-------- Original Message --------
Subject: Re: changes to TPE before last call.
From: David Singer <
singer@apple.com>
Date: Mon, February 10, 2014 11:49 pm
To: "
public-tracking@w3.org (
public-tracking@w3.org)"
<
public-tracking@w3.org>
Cc: "Matthias Schunter (Intel Corporation)" <
mts-std@schunter.org>
On Feb 6, 2014, at 18:10 , Mike O'Neill <
michael.oneill@baycloud.com> wrote:
> David,
>
> Even with the multi-iframe method "at the time of the call" is not testable
> because the API will be called in the context of different frames probably
> handled by separate servers. The frame may be dynamically created by script
> in the first document origin when consent is given but the API will be
> called by script in another origin initiated by code executing in another
> server.
But it is observable.
>
> There are also better ways to do it than dynamically creating multiple
> frames, especially if there are a large number of domains to register
> consent in. There are thousands of sites in the P&G use-case and it would be
> better to encourage them to use the UGE than forcing them to rely on a less
> transparent OOBC.
Sure. I only gave frames as one example. But in some cases, perhaps an OOBC is needed.

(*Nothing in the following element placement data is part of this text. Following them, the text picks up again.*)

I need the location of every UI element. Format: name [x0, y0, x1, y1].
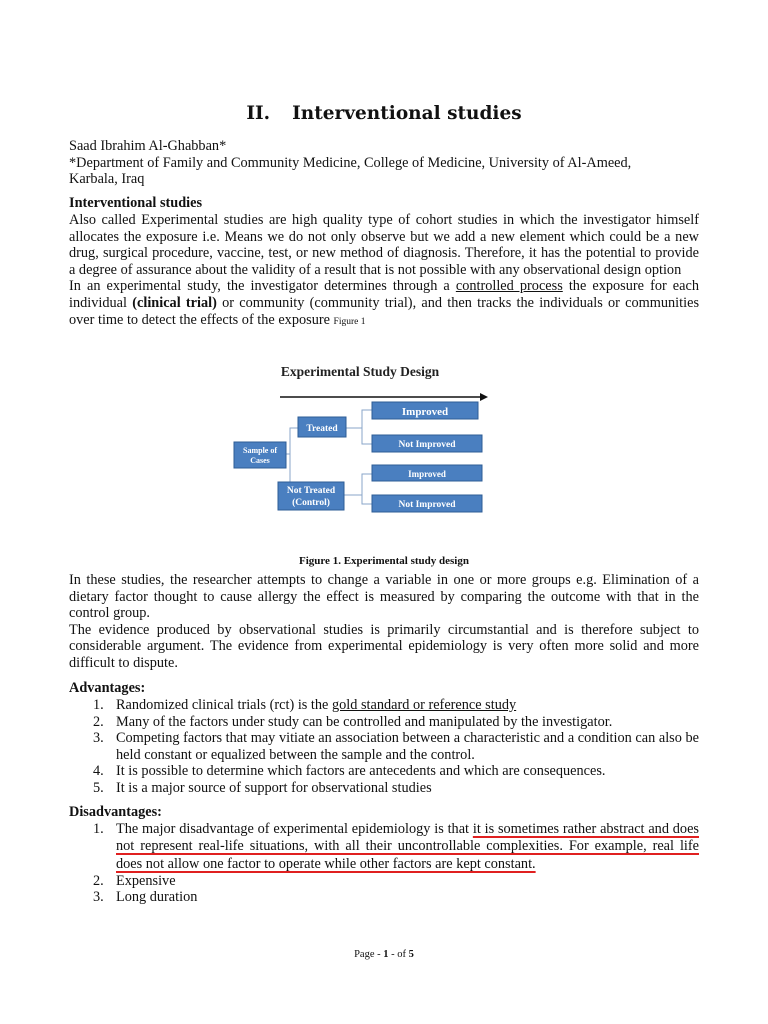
advantages-heading: Advantages:	[69, 680, 146, 696]
paragraph: The evidence produced by observational studies is primarily circumstantial and is therefore subject to considerable argument. The evidence from experimental epidemiology is very often more solid and more difficult to dispute.	[69, 621, 699, 671]
list-number: 3.	[93, 730, 104, 747]
list-number: 1.	[93, 697, 104, 713]
red-underlined-text: it is sometimes rather abstract and does not represent real-life situations, with all their uncontrollable complexities. For example, real life does not allow one factor to operate while other factors are kept constant.	[116, 821, 699, 872]
list-item	[69, 714, 699, 731]
affiliation-line-2: Karbala, Iraq	[69, 171, 145, 188]
disadvantages-list	[69, 821, 699, 906]
list-number: 5.	[93, 779, 104, 796]
experimental-study-design-figure	[226, 358, 496, 520]
list-item	[69, 780, 699, 797]
text-run: the exposure for each individual	[69, 278, 699, 311]
list-number: 2.	[93, 872, 104, 889]
list-text: Competing factors that may vitiate an association between a characteristic and a condition can also be held constant or equalized between the sample and the control.	[116, 730, 699, 763]
not-treated-line-2: (Control)	[292, 498, 330, 508]
sample-label: Sample of Cases	[243, 446, 277, 465]
footer-page: 1	[383, 949, 389, 960]
list-number: 2.	[93, 713, 104, 730]
text-run: or community (community trial), and then tracks the individuals or communities over time to detect the effects of the exposure	[69, 294, 700, 328]
list-item	[69, 889, 699, 906]
figure-reference: Figure 1	[333, 316, 366, 327]
affiliation-line-1: *Department of Family and Community Medicine, College of Medicine, University of Al-Ameed,	[69, 154, 632, 171]
list-item	[69, 730, 699, 763]
not-improved-label-top: Not Improved	[398, 440, 456, 450]
underlined-text: gold standard or reference study	[331, 697, 517, 713]
advantages-section	[69, 680, 699, 797]
not-improved-label-bottom: Not Improved	[398, 500, 456, 510]
improved-label-top: Improved	[401, 406, 449, 418]
title-text: Interventional studies	[292, 103, 522, 124]
figure-caption: Figure 1. Experimental study design	[298, 555, 469, 567]
bold-text: (clinical trial)	[132, 294, 217, 311]
arrow-head-icon	[480, 393, 488, 401]
list-text: Many of the factors under study can be controlled and manipulated by the investigator.	[116, 713, 613, 730]
section-discussion	[69, 572, 699, 672]
paragraph	[69, 278, 699, 330]
page-title	[0, 102, 768, 126]
footer-total: 5	[408, 949, 414, 960]
treated-label: Treated	[306, 424, 338, 434]
list-number: 1.	[93, 821, 104, 837]
paragraph: In these studies, the researcher attempts to change a variable in one or more groups e.g. Elimination of a dietary factor thought to cause allergy the effect is measured by comparing the outcome with that in the control group.	[69, 572, 699, 622]
list-text: It is possible to determine which factors are antecedents and which are consequences.	[116, 763, 606, 780]
list-item	[69, 821, 699, 873]
disadvantages-heading: Disadvantages:	[69, 804, 162, 820]
page-footer	[0, 947, 768, 964]
list-text: Long duration	[116, 889, 198, 906]
underlined-text: controlled process	[455, 278, 563, 295]
section-heading: Interventional studies	[69, 195, 203, 211]
list-item	[69, 697, 699, 714]
list-text: Expensive	[116, 872, 176, 889]
text-run: The major disadvantage of experimental epidemiology is that	[116, 821, 473, 837]
title-number: II.	[246, 103, 271, 124]
list-text: It is a major source of support for observational studies	[116, 779, 432, 796]
disadvantages-section	[69, 804, 699, 906]
paragraph: Also called Experimental studies are high quality type of cohort studies in which the investigator himself allocates the exposure i.e. Means we do not only observe but we add a new element which could be a new drug, surgical procedure, vaccine, test, or new method of diagnosis. Therefore, it has the potential to provide a degree of assurance about the validity of a result that is not possible with any observational design option	[69, 212, 699, 278]
figure-title: Experimental Study Design	[280, 364, 440, 379]
author-name: Saad Ibrahim Al-Ghabban*	[69, 138, 227, 154]
footer-mid: - of	[388, 949, 409, 960]
text-run: In an experimental study, the investigator determines through a	[69, 278, 456, 295]
advantages-list	[69, 697, 699, 797]
list-text: Randomized clinical trials (rct) is the	[116, 697, 332, 713]
section-interventional	[69, 195, 699, 330]
list-number: 3.	[93, 889, 104, 906]
list-number: 4.	[93, 763, 104, 780]
list-item	[69, 763, 699, 780]
author-block	[69, 138, 699, 188]
improved-label-bottom: Improved	[408, 469, 446, 479]
list-item	[69, 873, 699, 890]
footer-prefix: Page -	[354, 949, 384, 960]
not-treated-line-1: Not Treated	[286, 486, 336, 496]
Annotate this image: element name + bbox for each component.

I won’t critique your text yet, because I am still struggling to know what you are trying to fix.
* I understand you want to make some minor adjustments to the text, to align with the definitions of party, site, and so on. (Probably fine).
* I think you perceive a possible ambiguity over the word ‘each’ (though I don’t see it myself).

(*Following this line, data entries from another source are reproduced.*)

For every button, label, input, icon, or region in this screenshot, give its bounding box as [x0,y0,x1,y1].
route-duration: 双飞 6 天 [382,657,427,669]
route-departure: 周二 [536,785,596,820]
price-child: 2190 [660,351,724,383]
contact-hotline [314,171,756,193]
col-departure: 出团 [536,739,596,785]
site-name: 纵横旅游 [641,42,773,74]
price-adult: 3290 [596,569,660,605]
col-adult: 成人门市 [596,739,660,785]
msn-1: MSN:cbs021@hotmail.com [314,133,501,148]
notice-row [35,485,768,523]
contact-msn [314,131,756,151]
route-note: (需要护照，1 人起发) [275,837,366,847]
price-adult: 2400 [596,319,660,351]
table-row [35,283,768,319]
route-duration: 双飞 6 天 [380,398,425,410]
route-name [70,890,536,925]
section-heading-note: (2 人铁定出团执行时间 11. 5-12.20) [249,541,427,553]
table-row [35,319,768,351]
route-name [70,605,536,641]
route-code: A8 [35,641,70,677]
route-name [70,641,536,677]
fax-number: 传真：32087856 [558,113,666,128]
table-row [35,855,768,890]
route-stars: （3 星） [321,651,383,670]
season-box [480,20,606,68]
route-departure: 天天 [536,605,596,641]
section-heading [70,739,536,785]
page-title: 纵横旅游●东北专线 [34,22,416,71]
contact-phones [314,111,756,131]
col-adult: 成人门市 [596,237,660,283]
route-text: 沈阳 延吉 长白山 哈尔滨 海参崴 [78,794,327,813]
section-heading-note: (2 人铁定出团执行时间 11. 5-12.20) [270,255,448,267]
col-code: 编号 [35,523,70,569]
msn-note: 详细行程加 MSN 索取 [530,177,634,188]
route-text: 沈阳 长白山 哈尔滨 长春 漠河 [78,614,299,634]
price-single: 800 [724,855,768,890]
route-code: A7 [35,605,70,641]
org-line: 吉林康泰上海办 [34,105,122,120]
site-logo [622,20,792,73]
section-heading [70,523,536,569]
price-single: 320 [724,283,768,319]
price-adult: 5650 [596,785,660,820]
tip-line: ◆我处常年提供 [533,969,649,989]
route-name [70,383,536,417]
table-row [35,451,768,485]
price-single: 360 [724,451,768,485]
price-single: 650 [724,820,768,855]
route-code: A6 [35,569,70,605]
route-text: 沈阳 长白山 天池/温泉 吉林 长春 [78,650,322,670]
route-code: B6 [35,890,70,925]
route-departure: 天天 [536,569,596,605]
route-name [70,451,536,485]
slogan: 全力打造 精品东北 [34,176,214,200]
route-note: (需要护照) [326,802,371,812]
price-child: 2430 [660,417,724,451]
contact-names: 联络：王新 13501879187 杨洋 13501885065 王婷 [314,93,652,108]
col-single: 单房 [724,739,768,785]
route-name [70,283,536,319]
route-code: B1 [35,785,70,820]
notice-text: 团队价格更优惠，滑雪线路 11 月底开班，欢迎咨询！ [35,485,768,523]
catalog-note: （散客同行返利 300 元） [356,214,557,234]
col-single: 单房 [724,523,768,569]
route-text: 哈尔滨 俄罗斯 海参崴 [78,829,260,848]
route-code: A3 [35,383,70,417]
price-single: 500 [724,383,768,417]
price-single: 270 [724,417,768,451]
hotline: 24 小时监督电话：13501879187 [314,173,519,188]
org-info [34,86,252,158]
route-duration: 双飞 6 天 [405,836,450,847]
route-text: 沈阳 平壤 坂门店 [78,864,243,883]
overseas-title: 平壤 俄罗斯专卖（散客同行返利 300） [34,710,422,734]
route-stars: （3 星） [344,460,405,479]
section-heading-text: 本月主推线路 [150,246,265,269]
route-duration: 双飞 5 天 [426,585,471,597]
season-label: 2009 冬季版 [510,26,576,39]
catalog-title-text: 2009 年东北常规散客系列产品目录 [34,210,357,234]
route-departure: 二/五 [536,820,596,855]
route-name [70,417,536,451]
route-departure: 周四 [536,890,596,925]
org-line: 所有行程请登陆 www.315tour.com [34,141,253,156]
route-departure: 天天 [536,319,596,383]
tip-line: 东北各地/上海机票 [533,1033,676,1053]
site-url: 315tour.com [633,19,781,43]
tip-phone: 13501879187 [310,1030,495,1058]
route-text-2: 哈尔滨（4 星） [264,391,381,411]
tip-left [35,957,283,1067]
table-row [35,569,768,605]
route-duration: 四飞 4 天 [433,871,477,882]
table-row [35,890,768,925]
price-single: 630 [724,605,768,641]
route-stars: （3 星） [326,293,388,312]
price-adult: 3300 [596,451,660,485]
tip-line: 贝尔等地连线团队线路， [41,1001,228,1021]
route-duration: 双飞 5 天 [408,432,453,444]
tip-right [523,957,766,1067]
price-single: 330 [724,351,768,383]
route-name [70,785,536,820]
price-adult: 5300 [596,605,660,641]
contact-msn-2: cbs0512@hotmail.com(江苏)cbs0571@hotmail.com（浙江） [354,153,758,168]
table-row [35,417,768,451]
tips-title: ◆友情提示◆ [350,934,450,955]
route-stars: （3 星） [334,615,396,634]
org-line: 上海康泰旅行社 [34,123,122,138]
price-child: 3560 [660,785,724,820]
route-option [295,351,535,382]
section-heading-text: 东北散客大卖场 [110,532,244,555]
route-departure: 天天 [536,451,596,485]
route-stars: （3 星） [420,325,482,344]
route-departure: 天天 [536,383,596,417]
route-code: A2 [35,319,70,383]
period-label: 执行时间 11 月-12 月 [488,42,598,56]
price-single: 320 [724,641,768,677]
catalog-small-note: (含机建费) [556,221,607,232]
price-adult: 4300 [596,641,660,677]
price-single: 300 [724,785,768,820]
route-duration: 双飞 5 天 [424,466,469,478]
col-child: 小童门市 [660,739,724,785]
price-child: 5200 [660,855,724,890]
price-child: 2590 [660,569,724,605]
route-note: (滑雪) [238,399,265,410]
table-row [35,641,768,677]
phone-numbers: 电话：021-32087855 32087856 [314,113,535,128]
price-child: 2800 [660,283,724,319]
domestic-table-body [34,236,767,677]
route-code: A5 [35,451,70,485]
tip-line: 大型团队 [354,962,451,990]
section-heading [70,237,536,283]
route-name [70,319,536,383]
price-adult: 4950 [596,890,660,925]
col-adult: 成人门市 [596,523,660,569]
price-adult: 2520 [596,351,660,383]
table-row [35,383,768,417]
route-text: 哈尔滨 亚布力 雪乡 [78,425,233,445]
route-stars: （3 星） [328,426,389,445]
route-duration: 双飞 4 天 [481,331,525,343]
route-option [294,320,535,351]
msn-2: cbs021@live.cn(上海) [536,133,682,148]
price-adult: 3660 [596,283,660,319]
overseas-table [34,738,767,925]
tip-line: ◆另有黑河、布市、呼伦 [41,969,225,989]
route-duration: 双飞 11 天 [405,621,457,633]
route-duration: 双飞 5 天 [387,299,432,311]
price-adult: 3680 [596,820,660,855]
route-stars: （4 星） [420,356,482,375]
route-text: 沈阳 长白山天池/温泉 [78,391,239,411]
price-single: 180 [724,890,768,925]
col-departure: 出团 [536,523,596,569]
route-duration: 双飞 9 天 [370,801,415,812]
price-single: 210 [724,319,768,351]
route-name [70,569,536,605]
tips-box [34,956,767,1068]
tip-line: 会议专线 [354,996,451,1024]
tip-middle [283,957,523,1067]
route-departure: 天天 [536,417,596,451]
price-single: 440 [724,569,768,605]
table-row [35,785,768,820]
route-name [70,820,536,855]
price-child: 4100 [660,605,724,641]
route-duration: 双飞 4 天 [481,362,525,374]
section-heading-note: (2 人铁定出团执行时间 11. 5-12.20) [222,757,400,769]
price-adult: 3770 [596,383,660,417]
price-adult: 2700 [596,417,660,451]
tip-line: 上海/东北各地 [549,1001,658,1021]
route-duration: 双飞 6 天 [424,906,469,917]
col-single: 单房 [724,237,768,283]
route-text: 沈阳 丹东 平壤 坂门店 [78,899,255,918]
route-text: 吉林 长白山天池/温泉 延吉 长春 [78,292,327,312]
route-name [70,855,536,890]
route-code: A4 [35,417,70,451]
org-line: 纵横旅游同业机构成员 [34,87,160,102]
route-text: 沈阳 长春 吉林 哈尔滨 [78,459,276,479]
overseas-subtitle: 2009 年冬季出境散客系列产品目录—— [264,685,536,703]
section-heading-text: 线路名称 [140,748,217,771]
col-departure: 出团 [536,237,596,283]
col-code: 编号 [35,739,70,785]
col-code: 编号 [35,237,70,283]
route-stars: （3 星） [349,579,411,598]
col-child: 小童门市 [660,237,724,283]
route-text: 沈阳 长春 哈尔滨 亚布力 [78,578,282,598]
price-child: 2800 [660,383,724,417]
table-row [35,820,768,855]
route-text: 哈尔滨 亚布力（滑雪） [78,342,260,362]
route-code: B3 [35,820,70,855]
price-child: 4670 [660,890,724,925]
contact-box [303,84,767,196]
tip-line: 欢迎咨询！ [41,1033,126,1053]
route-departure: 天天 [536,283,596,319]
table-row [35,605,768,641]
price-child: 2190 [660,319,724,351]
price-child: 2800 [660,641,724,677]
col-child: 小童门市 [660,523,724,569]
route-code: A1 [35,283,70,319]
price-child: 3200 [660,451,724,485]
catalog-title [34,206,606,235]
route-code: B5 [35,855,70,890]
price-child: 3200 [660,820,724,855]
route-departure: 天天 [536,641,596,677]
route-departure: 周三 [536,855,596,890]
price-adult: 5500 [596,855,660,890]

* I think I have understood two different requests:
a) do something to make it simpler for organizations with multiple distinct and domain-name-unrelated sites to request, and register, an exception for all or many of them in one go
b) make it permissible to register an exception at a time that is undoubtedly different from the time when the consent was granted
On the last, I think you are proposing (b) as a solution to (a), allowing an organization to get consent for a whole slew of sites, and then, as the user visits some of them (later), register the exception in a kind of ‘lazy binding’ way.
It is, on the face of it, a neat idea, but I think it suffers from at least two problems. (1) How do we know that the user still agrees/consents? Any exception deletion would have happened on another, unrelated (by name) site that this site cannot check. (2) Indeed, how do we even remember that the user consented once? A cookie has the same scoping as the exception request, and if I could have set a cookie at the time of consent, I could have set an exception. If I am recording the consent in ‘some other way’, I am effectively behaving as if I have OOBC, and then making that in-band at the time of first visit, later. I am not sure that that is a good idea.
I am obviously highly hesitant to blow a hole in between the consent and the recording of it, for all sites, in order to fix a problem with a small number of them — especially if the fix doesn’t really fix it for them, either. I think introducing that gap introduces a whole slew of problems and questions: how long, for example?
I also think we’re past the threshold for opening new issues on old text (i.e. text that existed when we closed the issue list); I know we’ll open new issues on things that arise as a consequence of other issue fixes, but this doesn’t fall into that category, either.
I think we have at least two solutions for the multi-site corporation problem (a) out-of-band consent or (b) frames.
Can you help me (us) understand what you are trying to fix or improve, first? Thanks
David Singer
Multimedia and Software Standards, Apple Inc.